Dopo il mio matrimonio fallito, ho ricevuto messaggi del tipo “sapevo che qualcosa non andava” o “lo sappiamo praticamente da anni”. Ho anche sentito alcune di queste persone scherzare sulle loro esperienze di ciò che credevano fosse di natura abusiva da parte del mio ex.
Come se non lo sapessi. La maggior parte delle persone non capisce il luogo oscuro in cui ti trovi se stai lottando con un partner violento. È spaventoso vivere la vita ogni giorno perché sei terrorizzato e preoccupato dalla tua relazione per paura. Sei imbarazzato, ti vergogni e hai paura di parlarne. Non vuoi parlare ai tuoi amici e alla tua famiglia della vostra relazione perché temi il giudizio contro di te, le tue decisioni e i consigli della vecchia scuola che potresti ricevere su come provare a cambiare te stesso per renderla migliore. Per quanto infondate possano essere alcune di queste idee, sono una parte realistica del ciclo di abusi.
I facilitatori svolgono un ruolo importante nel processo di abuso. Sono convinto che se più amici parlassero invece di restare in silenzio e continuare a favorire, le relazioni violente potrebbero finire molto prima.

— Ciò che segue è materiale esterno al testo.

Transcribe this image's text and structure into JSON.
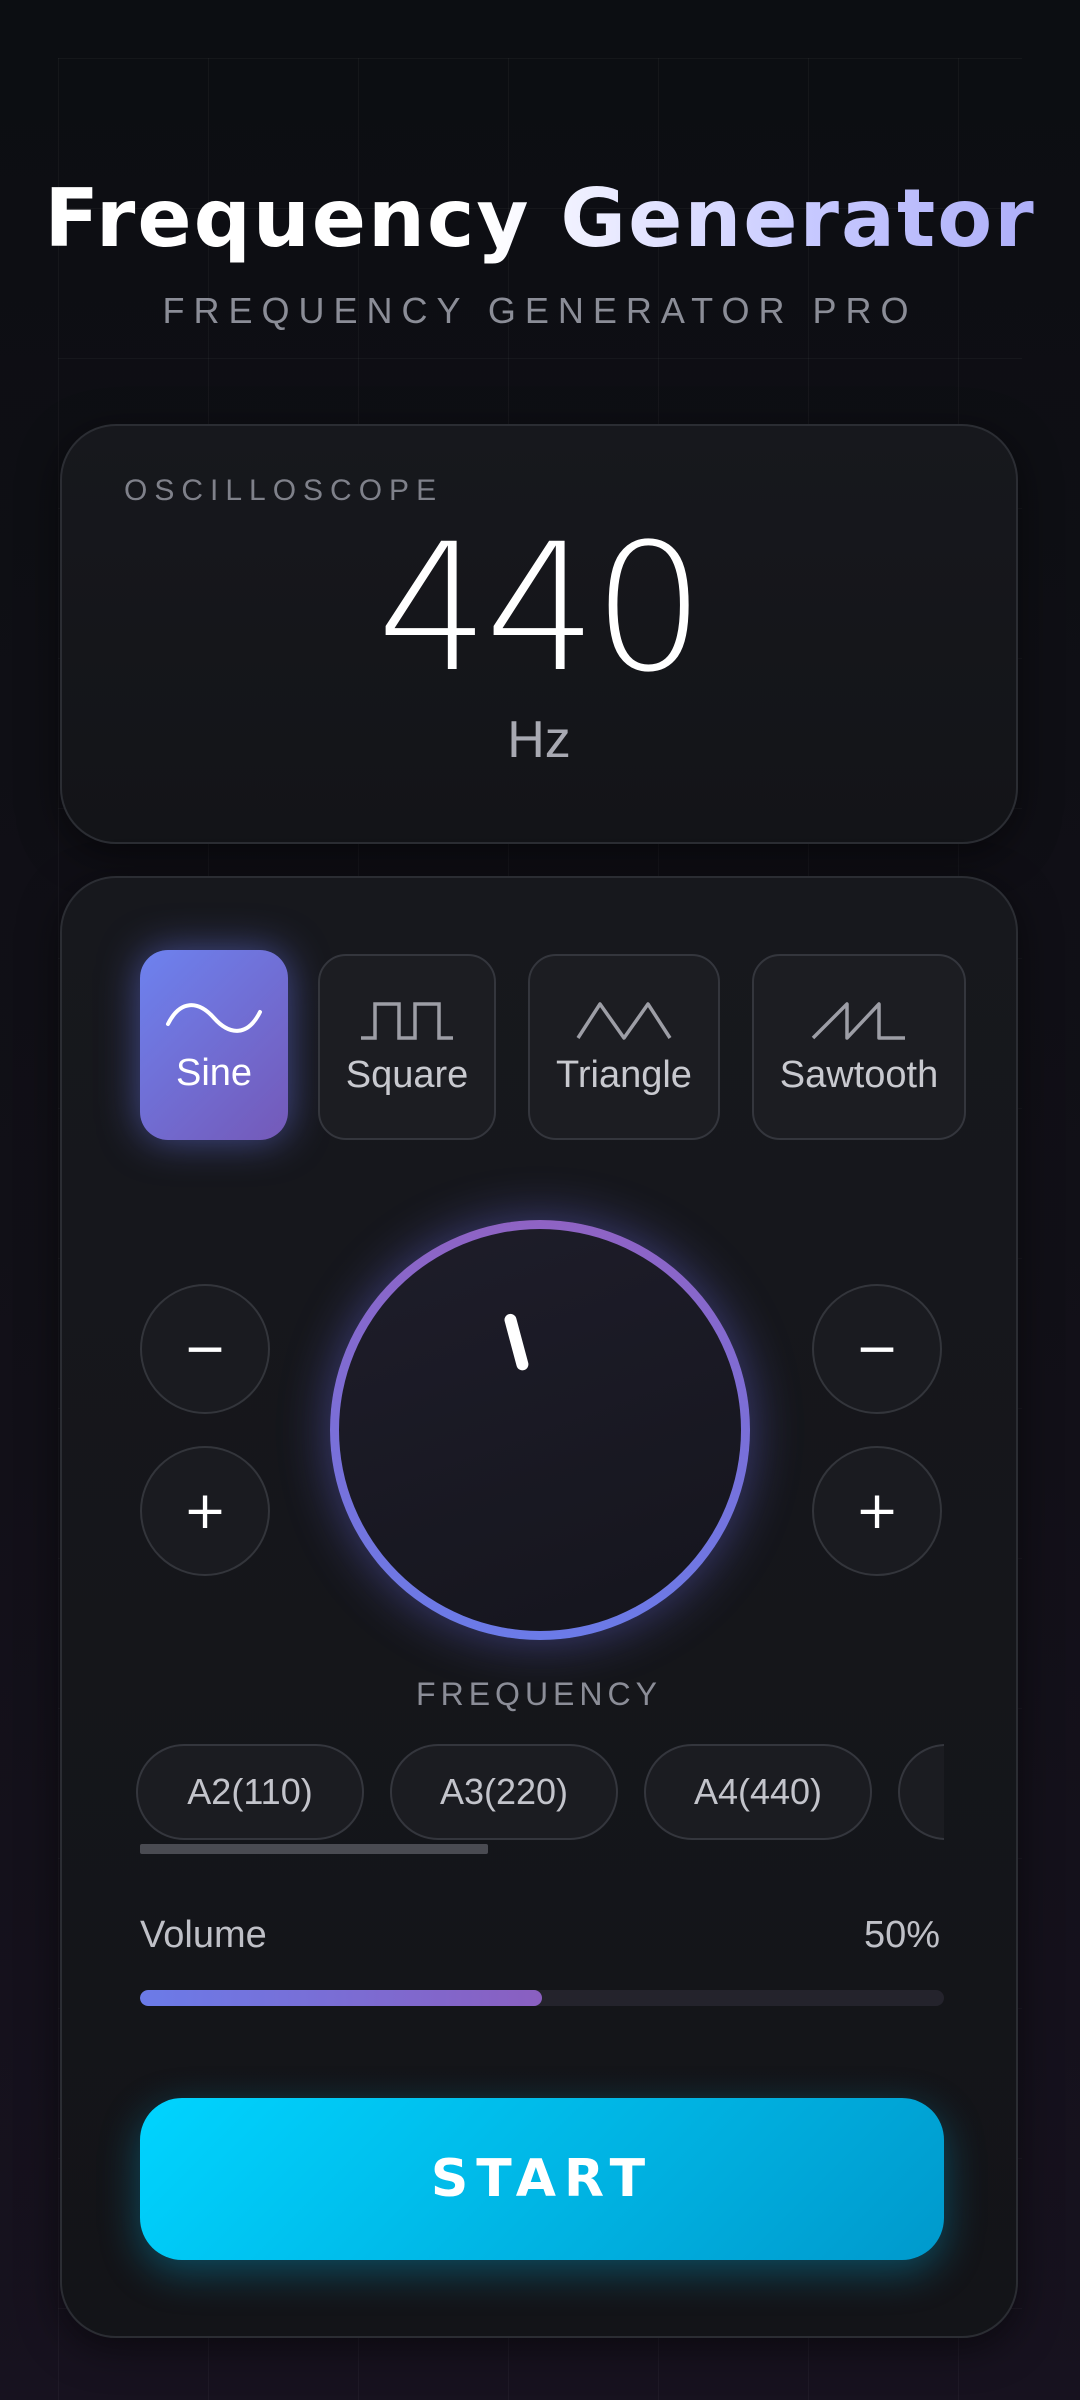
{
  "header": {
    "title": "Frequency Generator",
    "subtitle": "FREQUENCY GENERATOR PRO"
  },
  "oscilloscope": {
    "label": "OSCILLOSCOPE",
    "frequency_value": "440",
    "unit": "Hz"
  },
  "waveforms": [
    {
      "label": "Sine",
      "icon": "sine-wave-icon",
      "active": true
    },
    {
      "label": "Square",
      "icon": "square-wave-icon",
      "active": false
    },
    {
      "label": "Triangle",
      "icon": "triangle-wave-icon",
      "active": false
    },
    {
      "label": "Sawtooth",
      "icon": "sawtooth-wave-icon",
      "active": false
    }
  ],
  "steppers": {
    "left_minus": "−",
    "left_plus": "+",
    "right_minus": "−",
    "right_plus": "+"
  },
  "dial": {
    "label": "FREQUENCY"
  },
  "presets": [
    "A2(110)",
    "A3(220)",
    "A4(440)",
    ""
  ],
  "volume": {
    "label": "Volume",
    "value_text": "50%",
    "level": 0.5
  },
  "actions": {
    "start_label": "START"
  },
  "colors": {
    "accent_start": "#00d4ff",
    "accent_end": "#0099cc",
    "dial_ring": "#7a6fd8",
    "active_wave": "#6d82ef"
  }
}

Nella mia situazione, più di una manciata di amici e familiari sospettavano o erano testimoni in prima persona di ciò che il mio ex era capace di fare, ma nessuno di loro ne parlava con me. Semplicemente scrollarono le spalle o lo ignorarono mentre stava accadendo. Il risultato dannoso di questo tipo di comportamento: porta a credere che l'abuso sia accettabile e che la vittima dell'abuso abbia torto nel ritenere la relazione malsana e pericolosa. Rende incredibilmente difficile sollevarlo e cercare supporto se le persone più vicine a te lo stanno già ignorando perché “non vogliono essere coinvolte” o non è il loro “problema”.
Voglio sottolineare che se la nostra amicizia è importante, il fatto che io sia in una relazione violenta è un tuo problema. Scegliamo tutti le persone come amici per vari motivi: sono divertenti, hanno conversazioni profonde con te, trascorrono del tempo con te svolgendo le attività che piacciono a entrambi. Ma la cosa più importante in un’amicizia e in una relazione è la fiducia.
Mantenere segrete le tue opinioni che potrebbero salvarmi la vita è una violazione di quella fiducia. Sta mettendo potenzialmente a rischio la mia vita. Sta mettendo la nostra amicizia nel dimenticatoio, quindi non devi impegnarti in una conversazione seria che probabilmente avresti con qualcun altro sulla stessa situazione, riducendola così a pettegolezzi.
Per essere un vero amico o un membro della famiglia impegnato, stringiamo un patto l'uno con l'altro: mi preoccupo per te e so che tu tieni a me. Mi interessano i tuoi sentimenti, la tua salute e la tua vita, e so che tu tieni ai miei. Non abilitare una situazione già pericolosa. Parla con me. Ti parlerò. Quando parli con me, posso ottenere il supporto di cui ho bisogno per apportare cambiamenti sani e necessari. Prometto che farò lo stesso per te così possiamo continuare a costruire la fiducia nelle relazioni che le rendono appaganti.
Si prega di non abilitare gli abusi. Parlare apertamente potrebbe salvare una vita.